Per le sue caratteristiche, che enfatizzano l’aspetto di coping (far fronte in modo adeguato) a situazioni stressanti, tale modello è stato applicato in situazioni di patologia, ad esempio depressiva. E’ dimostrato che l’incremento della competenza sociale è tra i più efficaci antidoti al disadattamento: facilità l’accesso del soggetto a modalità soddisfacenti di gestione dei conflitti.

Un programma messo a punto di recente in Italia per la gestione dei problemi interpersonali è Stare con gli altri: no problem, articolato in dieci aree. Il programma enfatizza gli aspetti metacognitivi sottesi alla gestione ed alla negoziazione delle relazioni interpersonali.
Dai modelli di training passati in rassegna sono stati derivati training per soggetti con deficit o handicap. Occorre un’accentuazione del periodo preliminare di orientamento motivazionale al problema, una maggiore assistenza nelle fasi iniziali; molta attenzione viene posta poi al mantenimento e alla generalizzazione delle competenze apprese.
Ci si domanda se il training è indirizzato prevalentemente ai soggetti dallo sviluppo normale per migliorare le loro capacità di socializzazione oppure a soggetti già in difficoltà per recuperare le loro capacità poco sviluppate o regredite in conseguenza di patologie.
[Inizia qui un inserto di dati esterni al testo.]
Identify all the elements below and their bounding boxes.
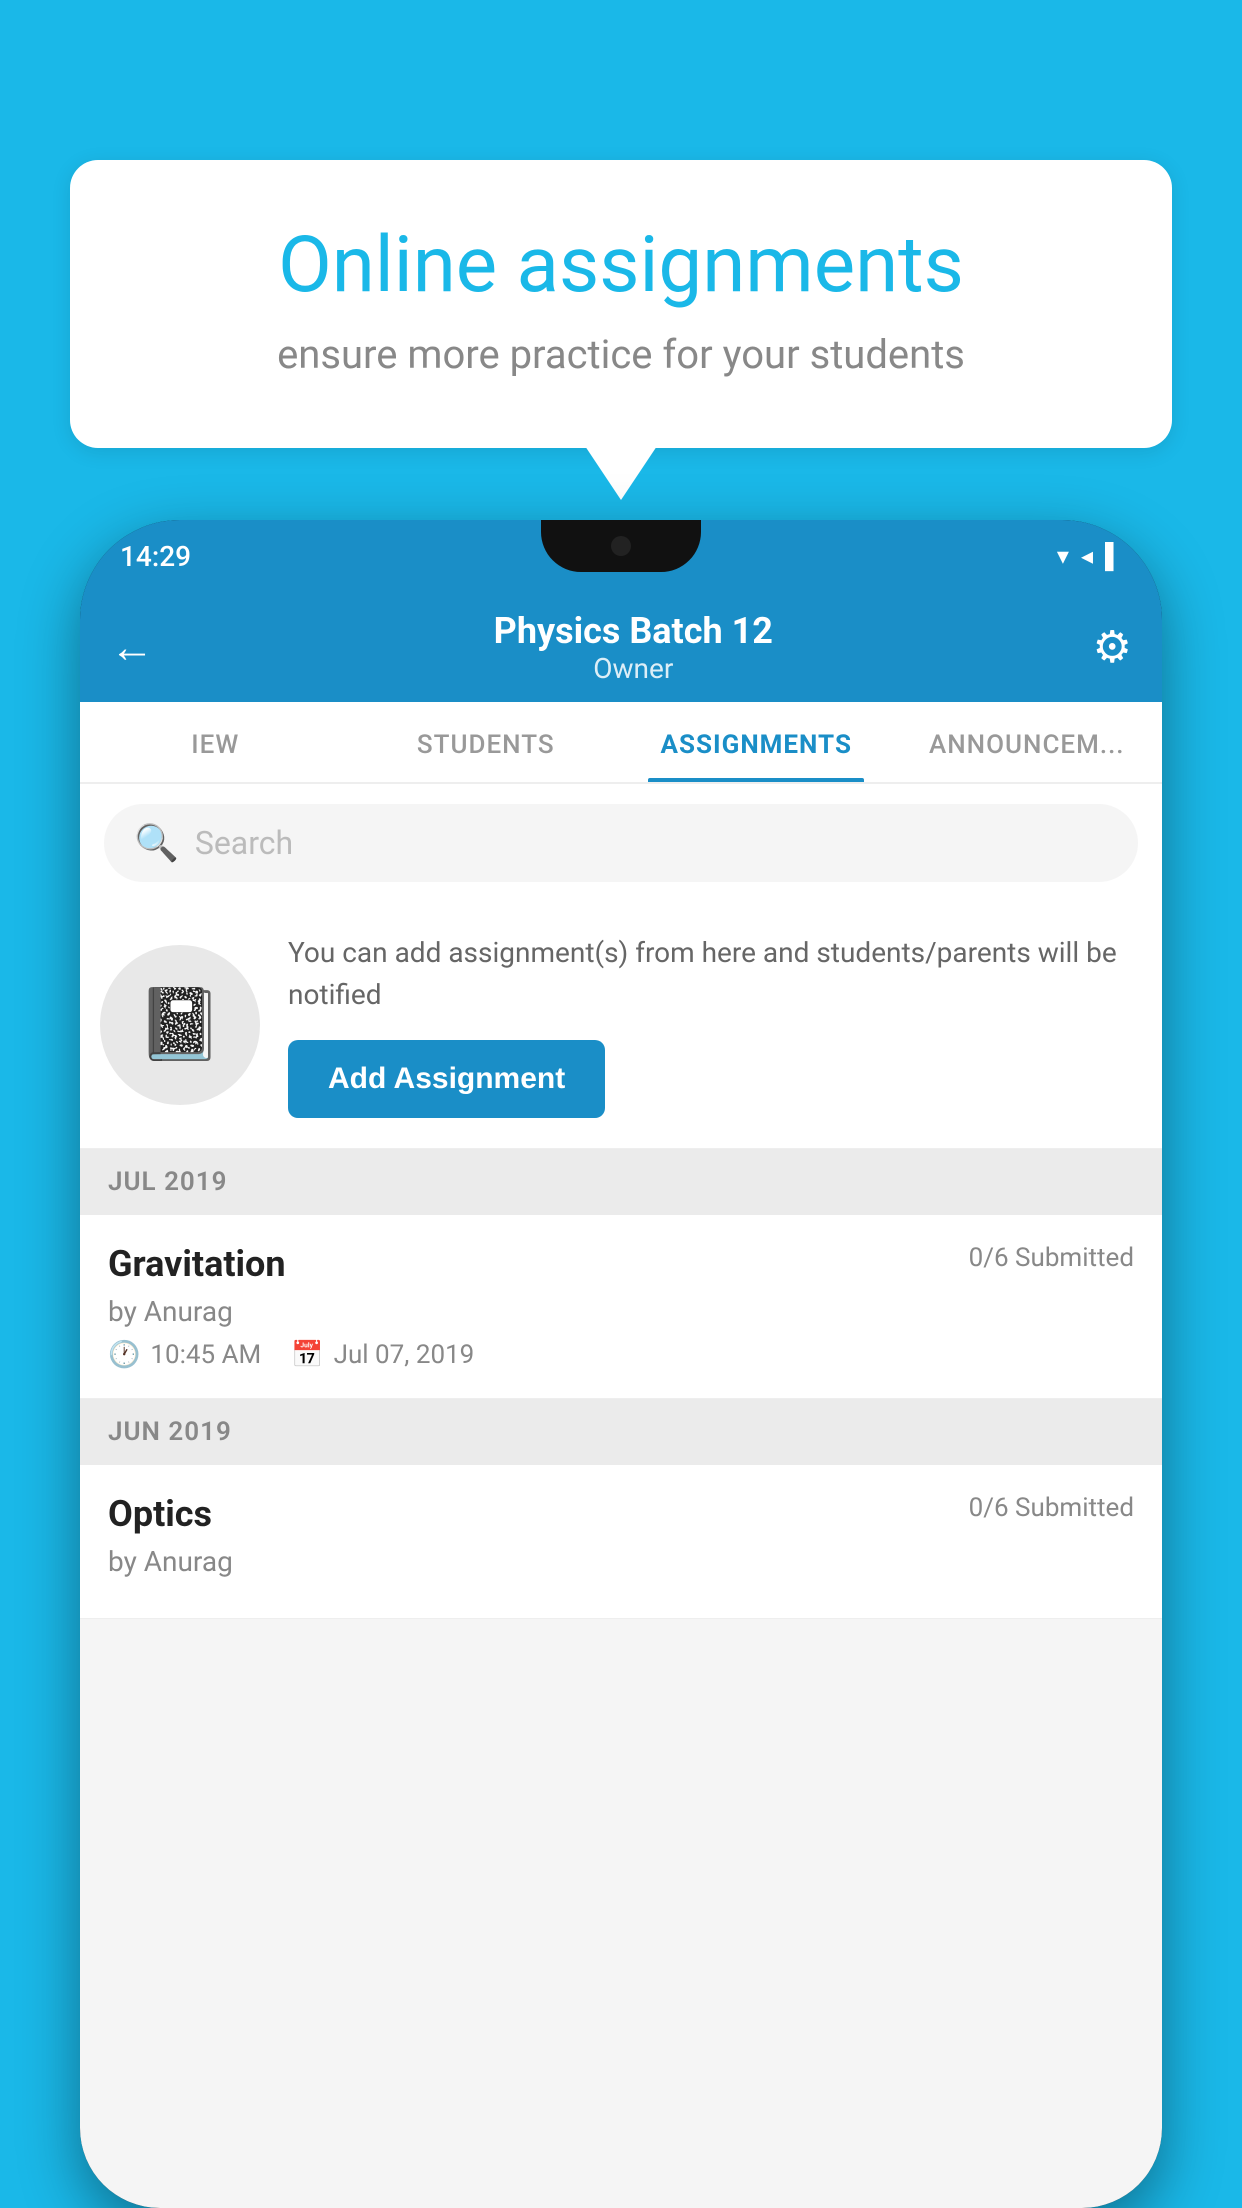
assignment-optics-author: by Anurag xyxy=(108,1545,1134,1578)
speech-bubble-subtitle: ensure more practice for your students xyxy=(150,331,1092,378)
back-button[interactable]: ← xyxy=(110,621,154,673)
tabs-bar: IEW STUDENTS ASSIGNMENTS ANNOUNCEM... xyxy=(80,702,1162,784)
speech-bubble-container: Online assignments ensure more practice … xyxy=(70,160,1172,448)
assignment-optics-submitted: 0/6 Submitted xyxy=(969,1493,1134,1523)
speech-bubble: Online assignments ensure more practice … xyxy=(70,160,1172,448)
phone-notch xyxy=(541,520,701,572)
assignment-time-value: 10:45 AM xyxy=(150,1340,261,1370)
assignment-item-optics-header: Optics 0/6 Submitted xyxy=(108,1493,1134,1535)
notebook-icon: 📓 xyxy=(136,984,223,1066)
assignment-name: Gravitation xyxy=(108,1243,286,1285)
speech-bubble-title: Online assignments xyxy=(150,220,1092,311)
section-header-jun: JUN 2019 xyxy=(80,1399,1162,1465)
settings-icon[interactable]: ⚙ xyxy=(1093,621,1132,673)
battery-icon: ▌ xyxy=(1105,542,1122,571)
assignment-icon-circle: 📓 xyxy=(100,945,260,1105)
screen-content: 🔍 Search 📓 You can add assignment(s) fro… xyxy=(80,784,1162,2208)
search-bar[interactable]: 🔍 Search xyxy=(104,804,1138,882)
assignment-item-gravitation[interactable]: Gravitation 0/6 Submitted by Anurag 🕐 10… xyxy=(80,1215,1162,1399)
status-icons: ▾ ◂ ▌ xyxy=(1057,542,1122,571)
clock-icon: 🕐 xyxy=(108,1340,140,1370)
tab-students[interactable]: STUDENTS xyxy=(351,702,622,782)
assignment-time: 🕐 10:45 AM xyxy=(108,1340,261,1370)
add-assignment-card: 📓 You can add assignment(s) from here an… xyxy=(80,902,1162,1149)
add-assignment-text: You can add assignment(s) from here and … xyxy=(288,932,1132,1118)
search-placeholder: Search xyxy=(195,824,293,862)
section-header-jul: JUL 2019 xyxy=(80,1149,1162,1215)
assignment-meta: 🕐 10:45 AM 📅 Jul 07, 2019 xyxy=(108,1340,1134,1370)
assignment-date-value: Jul 07, 2019 xyxy=(334,1340,475,1370)
tab-announcements[interactable]: ANNOUNCEM... xyxy=(892,702,1163,782)
signal-icon: ◂ xyxy=(1081,542,1093,570)
search-bar-wrapper: 🔍 Search xyxy=(80,784,1162,902)
tab-iew[interactable]: IEW xyxy=(80,702,351,782)
calendar-icon: 📅 xyxy=(291,1340,323,1370)
status-time: 14:29 xyxy=(120,540,191,573)
app-bar-title: Physics Batch 12 xyxy=(174,610,1093,652)
add-assignment-description: You can add assignment(s) from here and … xyxy=(288,932,1132,1016)
assignment-author: by Anurag xyxy=(108,1295,1134,1328)
tab-assignments[interactable]: ASSIGNMENTS xyxy=(621,702,892,782)
add-assignment-button[interactable]: Add Assignment xyxy=(288,1040,605,1118)
app-bar-subtitle: Owner xyxy=(174,652,1093,685)
assignment-item-optics[interactable]: Optics 0/6 Submitted by Anurag xyxy=(80,1465,1162,1619)
assignment-item-header: Gravitation 0/6 Submitted xyxy=(108,1243,1134,1285)
assignment-optics-name: Optics xyxy=(108,1493,212,1535)
search-icon: 🔍 xyxy=(134,822,179,864)
status-bar: 14:29 ▾ ◂ ▌ xyxy=(80,520,1162,592)
app-bar: ← Physics Batch 12 Owner ⚙ xyxy=(80,592,1162,702)
app-bar-title-area: Physics Batch 12 Owner xyxy=(174,610,1093,685)
assignment-submitted: 0/6 Submitted xyxy=(969,1243,1134,1273)
camera-dot xyxy=(611,536,631,556)
phone-frame: 14:29 ▾ ◂ ▌ ← Physics Batch 12 Owner ⚙ I… xyxy=(80,520,1162,2208)
wifi-icon: ▾ xyxy=(1057,542,1069,570)
assignment-date: 📅 Jul 07, 2019 xyxy=(291,1340,474,1370)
Nelle età prescolastiche o della scuola primaria l’accento è maggiormente posto sulla prevenzione e sugli aspetti abilitativi, mentre nelle età superiori il target si sposta progressivamente su soggetti già in difficoltà e quindi agli aspetti riabilitativi.
Altro aspetto a lungo oggetto di dibattito è il confronto fra interventi di gruppo e individuali nella promozione e nell’esercizio delle competenze sociali. La maggior parte delle evidenze sperimentali dimostrano che il problem solving creativo svolto individualmente è mediamente superiore rispetto a quello condotto in gruppo: ciò è vero quando il problema è mono-dimensionale, dato che in questo caso il gruppo incide negativamente spingendo gli individui al conformismo.
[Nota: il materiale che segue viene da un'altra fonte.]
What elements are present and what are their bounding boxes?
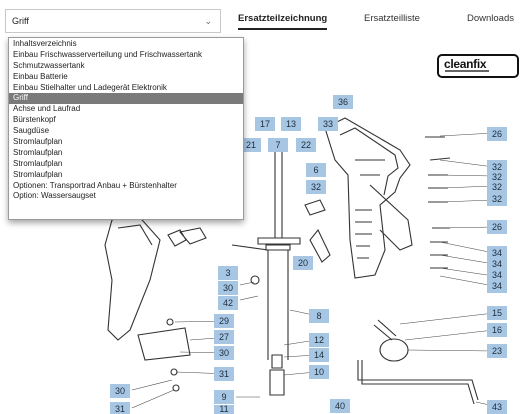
part-label[interactable]: 16 [487,323,507,337]
part-label[interactable]: 30 [110,384,130,398]
part-label[interactable]: 43 [487,400,507,414]
part-label[interactable]: 34 [487,279,507,293]
tab-downloads[interactable]: Downloads [467,13,514,24]
part-label[interactable]: 40 [330,399,350,413]
part-label[interactable]: 12 [309,333,329,347]
part-label[interactable]: 32 [306,180,326,194]
logo-underline [445,70,489,72]
part-label[interactable]: 30 [214,346,234,360]
dropdown-item[interactable]: Schmutzwassertank [9,61,243,72]
dropdown-item[interactable]: Optionen: Transportrad Anbau + Bürstenha… [9,181,243,192]
part-label[interactable]: 31 [110,402,130,414]
part-label[interactable]: 8 [309,309,329,323]
part-label[interactable]: 15 [487,306,507,320]
part-label[interactable]: 3 [218,266,238,280]
part-label[interactable]: 33 [318,117,338,131]
dropdown-item[interactable]: Einbau Stielhalter und Ladegerät Elektro… [9,83,243,94]
tab-ersatzteilzeichnung[interactable]: Ersatzteilzeichnung [238,13,328,30]
dropdown-item[interactable]: Stromlaufplan [9,137,243,148]
part-label[interactable]: 14 [309,348,329,362]
section-select[interactable]: Griff ⌄ [5,9,221,33]
part-label[interactable]: 23 [487,344,507,358]
dropdown-item[interactable]: Bürstenkopf [9,115,243,126]
part-label[interactable]: 36 [333,95,353,109]
part-label[interactable]: 7 [268,138,288,152]
dropdown-item[interactable]: Saugdüse [9,126,243,137]
dropdown-item[interactable]: Stromlaufplan [9,170,243,181]
part-label[interactable]: 30 [218,281,238,295]
part-label[interactable]: 10 [309,365,329,379]
part-label[interactable]: 22 [296,138,316,152]
part-label[interactable]: 13 [281,117,301,131]
tab-ersatzteilliste[interactable]: Ersatzteilliste [364,13,420,24]
dropdown-item[interactable]: Inhaltsverzeichnis [9,39,243,50]
part-label[interactable]: 29 [214,314,234,328]
dropdown-item[interactable]: Stromlaufplan [9,148,243,159]
top-bar: Griff ⌄ Ersatzteilzeichnung Ersatzteilli… [0,0,530,40]
dropdown-item[interactable]: Stromlaufplan [9,159,243,170]
dropdown-item-selected[interactable]: Griff [9,93,243,105]
dropdown-item[interactable]: Einbau Batterie [9,72,243,83]
part-label[interactable]: 42 [218,296,238,310]
part-label[interactable]: 26 [487,220,507,234]
section-dropdown-list[interactable]: Inhaltsverzeichnis Einbau Frischwasserve… [8,37,244,220]
dropdown-item[interactable]: Option: Wassersaugset [9,191,243,202]
cleanfix-logo: cleanfix [437,54,519,78]
chevron-down-icon[interactable]: ⌄ [204,10,212,32]
part-label[interactable]: 17 [255,117,275,131]
part-label[interactable]: 20 [293,256,313,270]
dropdown-item[interactable]: Einbau Frischwasserverteilung und Frisch… [9,50,243,61]
part-label[interactable]: 21 [241,138,261,152]
part-label[interactable]: 32 [487,192,507,206]
logo-text: cleanfix [444,57,487,71]
part-label[interactable]: 6 [306,163,326,177]
dropdown-item[interactable]: Achse und Laufrad [9,104,243,115]
part-label[interactable]: 31 [214,367,234,381]
part-label[interactable]: 27 [214,330,234,344]
part-label[interactable]: 26 [487,127,507,141]
part-label[interactable]: 9 [214,390,234,404]
part-label[interactable]: 11 [214,405,234,414]
section-select-value: Griff [12,16,29,26]
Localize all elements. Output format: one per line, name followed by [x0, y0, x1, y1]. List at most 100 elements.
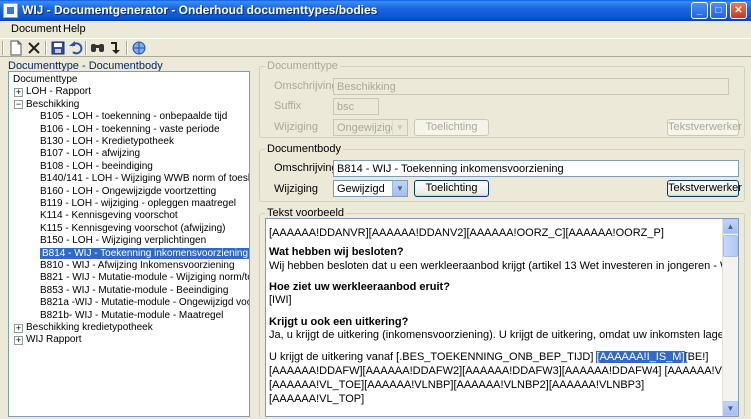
tree-item[interactable]: WIJ Rapport [26, 334, 82, 346]
title-bar: WIJ - Documentgenerator - Onderhoud docu… [0, 0, 751, 21]
tree-item-label: B160 - LOH - Ongewijzigde voortzetting [40, 185, 217, 197]
tree-expander-icon[interactable]: + [14, 323, 23, 333]
tree-item[interactable]: B107 - LOH - afwijzing [40, 148, 140, 160]
preview-line: [AAAAAA!VL_TOE][AAAAAA!VLNBP][AAAAAA!VLN… [269, 379, 645, 391]
preview-line: [AAAAAA!VL_TOP] [269, 393, 365, 405]
documentbody-toelichting-button[interactable]: Toelichting [414, 180, 489, 197]
menu-document[interactable]: Document [11, 23, 61, 35]
tree-item-label: Beschikking kredietypotheek [26, 322, 153, 333]
tree-item-label: B119 - LOH - wijziging - opleggen maatre… [40, 198, 237, 209]
tree-item-label: Beschikking [26, 98, 80, 110]
tree-item[interactable]: K115 - Kennisgeving voorschot (afwijzing… [40, 223, 225, 235]
tree-item-label: B814 - WIJ - Toekenning inkomensvoorzien… [40, 247, 249, 259]
preview-line: [IWI] [269, 294, 292, 306]
preview-line: [AAAAAA!DDANVR][AAAAAA!DDANV2][AAAAAA!OO… [269, 227, 664, 239]
tree-item[interactable]: B814 - WIJ - Toekenning inkomensvoorzien… [40, 247, 249, 260]
tree-item-label: WIJ Rapport [26, 334, 82, 346]
tree-item-label: B140/141 - LOH - Wijziging WWB norm of t… [40, 173, 250, 185]
documenttype-omschrijving-field[interactable]: Beschikking [333, 78, 729, 95]
tree-item-label: B810 - WIJ - Afwijzing Inkomensvoorzieni… [40, 260, 235, 271]
tree-item-label: B106 - LOH - toekenning - vaste periode [40, 123, 220, 135]
toolbar-grip [2, 41, 4, 55]
tree-item-label: LOH - Rapport [26, 86, 92, 98]
tree-item[interactable]: B119 - LOH - wijziging - opleggen maatre… [40, 198, 236, 210]
tree-expander-icon[interactable]: + [14, 87, 23, 97]
tree-item[interactable]: Beschikking kredietypotheek [26, 322, 153, 334]
menu-help[interactable]: Help [63, 23, 86, 35]
scroll-down-icon[interactable]: ▼ [723, 401, 738, 416]
tree-item[interactable]: B853 - WIJ - Mutatie-module - Beeindigin… [40, 285, 228, 297]
preview-line: Wij hebben besloten dat u een werkleeraa… [269, 260, 739, 272]
documenttype-suffix-label: Suffix [274, 100, 302, 112]
tree-item[interactable]: B105 - LOH - toekenning - onbepaalde tij… [40, 111, 227, 123]
documentbody-omschrijving-field[interactable]: B814 - WIJ - Toekenning inkomensvoorzien… [333, 160, 739, 177]
save-icon[interactable] [50, 40, 66, 56]
preview-text: [BE!] [684, 351, 709, 363]
preview-text: U krijgt de uitkering vanaf [.BES_TOEKEN… [269, 351, 597, 363]
preview-line: [AAAAAA!DDAFW][AAAAAA!DDAFW2][AAAAAA!DDA… [269, 365, 739, 377]
documentbody-omschrijving-label: Omschrijving [274, 162, 338, 174]
tree-expander-icon[interactable]: + [14, 335, 23, 345]
toolbar-separator [85, 41, 87, 55]
preview-heading: Hoe ziet uw werkleeraanbod eruit? [269, 281, 450, 293]
tree-item[interactable]: LOH - Rapport [26, 86, 91, 98]
documentbody-tekstverwerker-button[interactable]: Tekstverwerker [667, 180, 742, 197]
tree-item-label: B821a -WIJ - Mutatie-module - Ongewijzig… [40, 297, 249, 309]
tree-item[interactable]: Documenttype [13, 74, 77, 86]
tree-item[interactable]: B108 - LOH - beeindiging [40, 161, 153, 173]
tree-item[interactable]: B810 - WIJ - Afwijzing Inkomensvoorzieni… [40, 260, 235, 272]
document-tree[interactable]: Documenttype + LOH - Rapport − Beschikking B1… [8, 71, 250, 417]
preview-heading: Krijgt u ook een uitkering? [269, 316, 409, 328]
tree-item[interactable]: B821 - WIJ - Mutatie-module - Wijziging … [40, 272, 250, 284]
documentbody-wijziging-value: Gewijzigd [337, 183, 385, 195]
preview-line: Ja, u krijgt de uitkering (inkomensvoorz… [269, 329, 737, 341]
tree-item-label: B107 - LOH - afwijzing [40, 148, 141, 160]
preview-line: U krijgt de uitkering vanaf [.BES_TOEKEN… [269, 351, 708, 363]
goto-icon[interactable] [108, 40, 124, 56]
tree-item-label: Documenttype [13, 74, 78, 85]
tree-expander-icon[interactable]: − [14, 100, 23, 110]
documenttype-tekstverwerker-button[interactable]: Tekstverwerker [667, 119, 742, 136]
vertical-scrollbar[interactable]: ▲ ▼ [722, 219, 738, 416]
documentbody-wijziging-select[interactable]: Gewijzigd ▼ [333, 180, 408, 197]
tree-item-label: B821b- WIJ - Mutatie-module - Maatregel [40, 309, 224, 321]
documenttype-suffix-field[interactable]: bsc [333, 98, 379, 115]
documenttype-wijziging-label: Wijziging [274, 121, 319, 133]
scroll-up-icon[interactable]: ▲ [723, 219, 738, 234]
tree-item-label: B130 - LOH - Kredietypotheek [40, 136, 174, 147]
text-preview[interactable]: [AAAAAA!DDANVR][AAAAAA!DDANV2][AAAAAA!OO… [265, 218, 739, 417]
tree-item[interactable]: B130 - LOH - Kredietypotheek [40, 136, 174, 148]
maximize-button[interactable]: □ [710, 2, 727, 19]
documentbody-wijziging-label: Wijziging [274, 183, 319, 195]
documenttype-wijziging-select[interactable]: Ongewijzigd ▼ [333, 119, 408, 136]
minimize-button[interactable]: _ [691, 2, 708, 19]
tree-item[interactable]: B150 - LOH - Wijziging verplichtingen [40, 235, 206, 247]
menu-bar: Document Help [0, 21, 751, 38]
tree-item-label: K114 - Kennisgeving voorschot [40, 210, 178, 222]
scroll-thumb[interactable] [723, 235, 738, 257]
tree-item-label: K115 - Kennisgeving voorschot (afwijzing… [40, 222, 226, 234]
chevron-down-icon: ▼ [392, 181, 407, 196]
tree-item-label: B150 - LOH - Wijziging verplichtingen [40, 235, 207, 247]
new-icon[interactable] [8, 40, 24, 56]
close-button[interactable]: ✕ [730, 2, 747, 19]
documenttype-omschrijving-label: Omschrijving [274, 80, 338, 92]
delete-icon[interactable] [26, 40, 42, 56]
tree-item-label: B108 - LOH - beeindiging [40, 160, 153, 172]
documenttype-toelichting-button[interactable]: Toelichting [414, 119, 489, 136]
tree-item[interactable]: B106 - LOH - toekenning - vaste periode [40, 124, 220, 136]
toolbar-separator [45, 41, 47, 55]
tree-item[interactable]: K114 - Kennisgeving voorschot [40, 210, 178, 222]
tree-item[interactable]: Beschikking [26, 99, 79, 111]
undo-icon[interactable] [68, 40, 84, 56]
tree-item[interactable]: B140/141 - LOH - Wijziging WWB norm of t… [40, 173, 250, 185]
globe-icon[interactable] [131, 40, 147, 56]
search-icon[interactable] [90, 40, 106, 56]
tree-item[interactable]: B160 - LOH - Ongewijzigde voortzetting [40, 186, 216, 198]
documenttype-group-label: Documenttype [265, 60, 340, 72]
preview-heading: Wat hebben wij besloten? [269, 246, 404, 258]
tree-item[interactable]: B821b- WIJ - Mutatie-module - Maatregel [40, 310, 223, 322]
tree-item[interactable]: B821a -WIJ - Mutatie-module - Ongewijzig… [40, 297, 249, 309]
tree-item-label: B105 - LOH - toekenning - onbepaalde tij… [40, 111, 228, 123]
tree-item-label: B821 - WIJ - Mutatie-module - Wijziging … [40, 272, 250, 284]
Diversa è la situazione quando il problema è composto da tante parti, cui i diversi soggetti possono dare un contributo diversificato: in questo caso il gruppo nel suo insieme è più efficace. La questione non è quindi se è meglio il problem solving individuale o di gruppo, ma piuttosto in quali situazioni sono più efficienti gli individui in quali i gruppi.
Va infine segnalato che l’addestramento al problem solving interpersonale è inserito all’interno di programmi mirati a incrementare la più generale capacità di autocontrollo e, pertanto, di acquisizione di strategie metacognitive.